Maçtan çok konuşulan bir konu ise Jose'nin R.Madrid'e gidip gitmeyeceği , Real Madrid bu sene harcadığı para karşılığında elde ettiği ezeli rakibine kaybedilen 2 maç ve şampiyonluk sonucunda denize düşenin yılana sarılması gibi Jose'yi ikna turlarına başladı.Oysa ki Jose'nin oynatmayı düşündüğü futbolun bir benzerini oynatıp üstelik şampiyonluğa ulaşan Capelloya tahammül edememişlerdi.Bakalım Jose aşkı ne kadar sürecek.

19 Mayıs 2010 Çarşamba

vur kır parçala bu maçı kazan


bu sezonun belki de en çok eleştiri oklarını çeken takımı oldu Fenerbahçe.Suçu her kulvarda elinden geleni yapıp özellikle Türkiye'de 2 kupada da son maçlara kadar iddiasını gösterip buna muvaffak olamamak.Oysa çok daha erken havlu atanların Fenerbahçe kadar eleştirilmediklerini dikkate alırsak buralarda önemli olanın bağcı dövmek olduğu daha iyi anlaşılır.

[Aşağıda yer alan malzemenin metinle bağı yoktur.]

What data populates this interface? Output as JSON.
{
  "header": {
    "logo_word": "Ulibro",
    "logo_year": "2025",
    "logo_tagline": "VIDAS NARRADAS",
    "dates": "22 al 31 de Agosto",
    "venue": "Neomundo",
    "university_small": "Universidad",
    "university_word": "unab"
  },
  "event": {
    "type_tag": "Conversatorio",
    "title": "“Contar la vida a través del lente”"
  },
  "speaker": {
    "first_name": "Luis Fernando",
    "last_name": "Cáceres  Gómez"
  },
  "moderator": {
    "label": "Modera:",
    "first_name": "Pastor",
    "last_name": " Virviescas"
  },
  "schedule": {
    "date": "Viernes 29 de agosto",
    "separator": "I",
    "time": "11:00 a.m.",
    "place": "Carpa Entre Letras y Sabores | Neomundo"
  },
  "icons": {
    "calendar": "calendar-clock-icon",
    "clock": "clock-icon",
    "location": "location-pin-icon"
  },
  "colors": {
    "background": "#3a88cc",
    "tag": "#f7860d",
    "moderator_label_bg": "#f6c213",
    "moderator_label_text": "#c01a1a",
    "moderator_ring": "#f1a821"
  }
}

Neden ne olursa olsun bu ülkede Fenerbahçe'ye vurmanın dayanılmaz bir hafifliği olduğu kesin.Harcanan paralarla birlikte alınamayan kupaların baş sorumlusu ilan edildi Fenerbahçe.Bu kadar para harcanırda nasıl Bursa'ya şampiyonluk verilirdi.Oysa gelin avrupa çapında harcanan paralar ve başarı oranına bakalım.

İspanya ; 258 milyon euroluk harcama yapan Galacticos ezeli rakibi Barcelona'ya 2 kez yenilerek şampiyonluğu elleriyle armağan etti.Kupadan ilk turda , Şampiyonlar Ligi'nde gruplardan sonra eleme maçlarında Lyon'a kaybederek sezonu kupasız kapattı.

İngiltere ; 43 milyon euro harcayan Liverpool yılın belki de en büyük hayal kırıklığı olurken , 146 milyon euroluk M.City Avrupa Kupaları şansını son anda yakaladı.

Fransa ; Marsilya 43 milyon euro harcayarak şampiyonluğa ulaşmasını bilirken arkasında 80 milyon euro harcayıp ancak Ş.Ligine gidebilen bir Lyon bıraktı.

İtalya ; 72 milyon euro harcayan Genoa ligi 9. bitirirken , 56 milyon euroluk Juve avrupa kupasının kapısından dönerek 7. oldu.54 milyon euro harcayan Napoli Avrupa Ligine giden son takım oludu.

Ülkemizde ise şampiyonluk ipini göğüsleyen Bursaspor transferde bonservisi elinde olan oyunculara yönelerek belki de Avrupa'da gider tablosuna giriş yapmadan şampiyon olan tek takım olurken arkasında bıraktığı Fenerbahçe 31 milyon euroluk transferle ikinci , Beşiktaş 24 milyon euroluk transferle 4. ve Galatasaray 18 milyon euroluk transfer ile 3. olarak sezonu kapattılar.

Görüldüğü gibi rakamlardan çok oyuncunun sahada göstereceği performans şampiyonluklar açısından en belirleyici faktör konumunda.Bence senenin en başarılı performansı 25 milyon euro değer biçilen Diego Milito'dur.